The portrait, painted in the 1530s, depicts John Frederick I (1503-1554), an electoral prince and Head of the Schmalkaldic League of Germany, clad in splendorous attire. The last Elector in the Ernestine Saxon line, John Frederick was an ardent supporter of Martin Luther and the Reformation, and is considered to be one of the founders of the University of Wittenberg. He married Sibylle of Cleves in September 1526, whom Cranach also portrayed on numerous occasions. This painting is one of Cranach’s most refined depictions of the Elector John Frederick, who at the time it was painted was the artist’s greatest patron and close friend.

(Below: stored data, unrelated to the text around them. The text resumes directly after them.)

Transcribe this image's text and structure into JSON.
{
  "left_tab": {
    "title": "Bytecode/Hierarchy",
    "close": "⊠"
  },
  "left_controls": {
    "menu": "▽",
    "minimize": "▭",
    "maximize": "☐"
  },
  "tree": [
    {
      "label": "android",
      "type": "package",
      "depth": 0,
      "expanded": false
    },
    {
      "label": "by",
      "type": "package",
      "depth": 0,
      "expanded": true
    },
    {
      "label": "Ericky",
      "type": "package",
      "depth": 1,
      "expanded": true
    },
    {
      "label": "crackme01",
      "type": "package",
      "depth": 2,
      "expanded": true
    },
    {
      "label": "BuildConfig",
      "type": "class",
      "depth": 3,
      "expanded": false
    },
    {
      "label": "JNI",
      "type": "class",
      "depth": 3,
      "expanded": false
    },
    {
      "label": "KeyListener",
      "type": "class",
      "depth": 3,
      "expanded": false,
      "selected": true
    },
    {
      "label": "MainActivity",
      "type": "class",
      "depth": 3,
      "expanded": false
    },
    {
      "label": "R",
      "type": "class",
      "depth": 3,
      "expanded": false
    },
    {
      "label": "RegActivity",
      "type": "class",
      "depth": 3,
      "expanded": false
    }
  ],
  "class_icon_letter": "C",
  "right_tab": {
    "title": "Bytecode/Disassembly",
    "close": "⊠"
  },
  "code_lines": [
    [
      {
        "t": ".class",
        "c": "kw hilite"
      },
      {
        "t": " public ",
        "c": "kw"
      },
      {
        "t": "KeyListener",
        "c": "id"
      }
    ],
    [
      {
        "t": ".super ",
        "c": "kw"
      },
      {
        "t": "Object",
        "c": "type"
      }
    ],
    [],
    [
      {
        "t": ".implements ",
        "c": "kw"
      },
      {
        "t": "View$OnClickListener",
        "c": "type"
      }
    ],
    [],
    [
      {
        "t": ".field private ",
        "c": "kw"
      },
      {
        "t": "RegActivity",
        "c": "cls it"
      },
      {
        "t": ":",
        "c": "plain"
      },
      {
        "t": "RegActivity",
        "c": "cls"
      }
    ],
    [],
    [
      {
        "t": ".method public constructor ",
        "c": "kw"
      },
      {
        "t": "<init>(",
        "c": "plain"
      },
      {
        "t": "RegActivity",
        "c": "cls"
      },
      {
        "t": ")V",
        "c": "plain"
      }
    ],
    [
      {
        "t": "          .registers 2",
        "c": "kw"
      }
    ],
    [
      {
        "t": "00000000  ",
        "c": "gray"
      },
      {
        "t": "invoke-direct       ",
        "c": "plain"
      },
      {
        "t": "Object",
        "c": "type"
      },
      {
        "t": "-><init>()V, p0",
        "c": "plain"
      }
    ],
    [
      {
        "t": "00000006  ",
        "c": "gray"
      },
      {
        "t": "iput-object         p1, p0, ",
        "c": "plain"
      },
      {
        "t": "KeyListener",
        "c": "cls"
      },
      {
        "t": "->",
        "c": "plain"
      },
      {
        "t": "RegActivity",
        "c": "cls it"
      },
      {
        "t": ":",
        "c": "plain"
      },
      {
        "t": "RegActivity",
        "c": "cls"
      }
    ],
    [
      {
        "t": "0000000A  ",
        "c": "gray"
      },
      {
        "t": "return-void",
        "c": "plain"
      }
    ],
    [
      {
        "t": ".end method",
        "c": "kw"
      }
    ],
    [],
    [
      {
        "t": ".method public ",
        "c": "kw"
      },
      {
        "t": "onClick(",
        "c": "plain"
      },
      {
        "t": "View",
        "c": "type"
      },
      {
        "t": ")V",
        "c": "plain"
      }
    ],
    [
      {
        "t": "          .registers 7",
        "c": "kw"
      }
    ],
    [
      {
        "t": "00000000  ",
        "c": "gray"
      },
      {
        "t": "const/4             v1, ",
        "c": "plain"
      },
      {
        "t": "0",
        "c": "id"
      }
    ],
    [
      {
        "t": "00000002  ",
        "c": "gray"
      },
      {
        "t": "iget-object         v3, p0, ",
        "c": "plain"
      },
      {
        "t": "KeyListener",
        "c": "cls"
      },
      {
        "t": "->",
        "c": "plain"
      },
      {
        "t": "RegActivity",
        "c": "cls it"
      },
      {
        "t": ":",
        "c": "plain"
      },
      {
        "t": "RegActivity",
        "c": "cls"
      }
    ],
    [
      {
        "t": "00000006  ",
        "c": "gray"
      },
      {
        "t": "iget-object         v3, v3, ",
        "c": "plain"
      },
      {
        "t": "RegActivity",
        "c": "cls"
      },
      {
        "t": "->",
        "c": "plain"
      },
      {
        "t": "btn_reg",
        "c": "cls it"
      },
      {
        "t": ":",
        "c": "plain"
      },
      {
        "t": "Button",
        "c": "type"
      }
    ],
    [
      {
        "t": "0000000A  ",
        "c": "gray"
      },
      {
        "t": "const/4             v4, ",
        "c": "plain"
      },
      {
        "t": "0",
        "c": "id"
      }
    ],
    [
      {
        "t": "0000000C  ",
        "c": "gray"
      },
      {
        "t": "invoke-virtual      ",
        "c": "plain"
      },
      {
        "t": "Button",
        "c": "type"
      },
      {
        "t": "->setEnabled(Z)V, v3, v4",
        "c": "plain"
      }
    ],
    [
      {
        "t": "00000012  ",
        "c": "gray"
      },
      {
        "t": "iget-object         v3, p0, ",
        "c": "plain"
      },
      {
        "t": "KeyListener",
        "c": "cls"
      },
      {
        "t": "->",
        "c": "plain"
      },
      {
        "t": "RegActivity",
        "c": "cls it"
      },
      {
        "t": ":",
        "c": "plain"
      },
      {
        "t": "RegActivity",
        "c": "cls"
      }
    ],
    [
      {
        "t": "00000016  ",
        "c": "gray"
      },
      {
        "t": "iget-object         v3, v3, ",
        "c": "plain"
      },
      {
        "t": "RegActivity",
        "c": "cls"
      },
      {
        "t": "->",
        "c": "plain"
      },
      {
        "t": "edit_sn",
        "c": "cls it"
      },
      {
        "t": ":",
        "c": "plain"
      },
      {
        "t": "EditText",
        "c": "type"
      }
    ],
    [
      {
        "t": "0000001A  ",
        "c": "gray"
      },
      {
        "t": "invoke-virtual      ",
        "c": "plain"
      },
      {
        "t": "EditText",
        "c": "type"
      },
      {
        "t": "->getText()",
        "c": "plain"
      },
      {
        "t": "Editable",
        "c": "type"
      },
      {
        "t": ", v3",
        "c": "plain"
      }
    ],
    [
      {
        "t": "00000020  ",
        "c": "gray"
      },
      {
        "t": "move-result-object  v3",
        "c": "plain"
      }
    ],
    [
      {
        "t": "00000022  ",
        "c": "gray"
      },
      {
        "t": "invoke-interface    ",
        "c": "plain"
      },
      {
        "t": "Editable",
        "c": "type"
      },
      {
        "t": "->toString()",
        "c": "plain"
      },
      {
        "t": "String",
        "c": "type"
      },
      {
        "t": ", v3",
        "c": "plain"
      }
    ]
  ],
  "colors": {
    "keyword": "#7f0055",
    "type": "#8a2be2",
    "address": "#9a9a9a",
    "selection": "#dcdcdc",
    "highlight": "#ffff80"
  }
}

‘Moments like this are what continues to make our job fascinating and exciting,’ states Francois de Poortere, Head of Old Master Paintings at Christie’s. ‘It has been extraordinary to witness the discovery of this important work by Lucas Cranach the Elder and work with the exemplary people who brought it to our attention and wanted to do the right thing and reunite the painting with its rightful owners. This remarkable survival continues to celebrate Cranach’s innovation and unique work, and reacquaints us with a painting previously known only from black and white photographs.’

Simon Goodman has dedicated many years to researching the lost collection, successfully reclaiming many works for his family.  He continues to seek a number of significant Old Master and Impressionist paintings.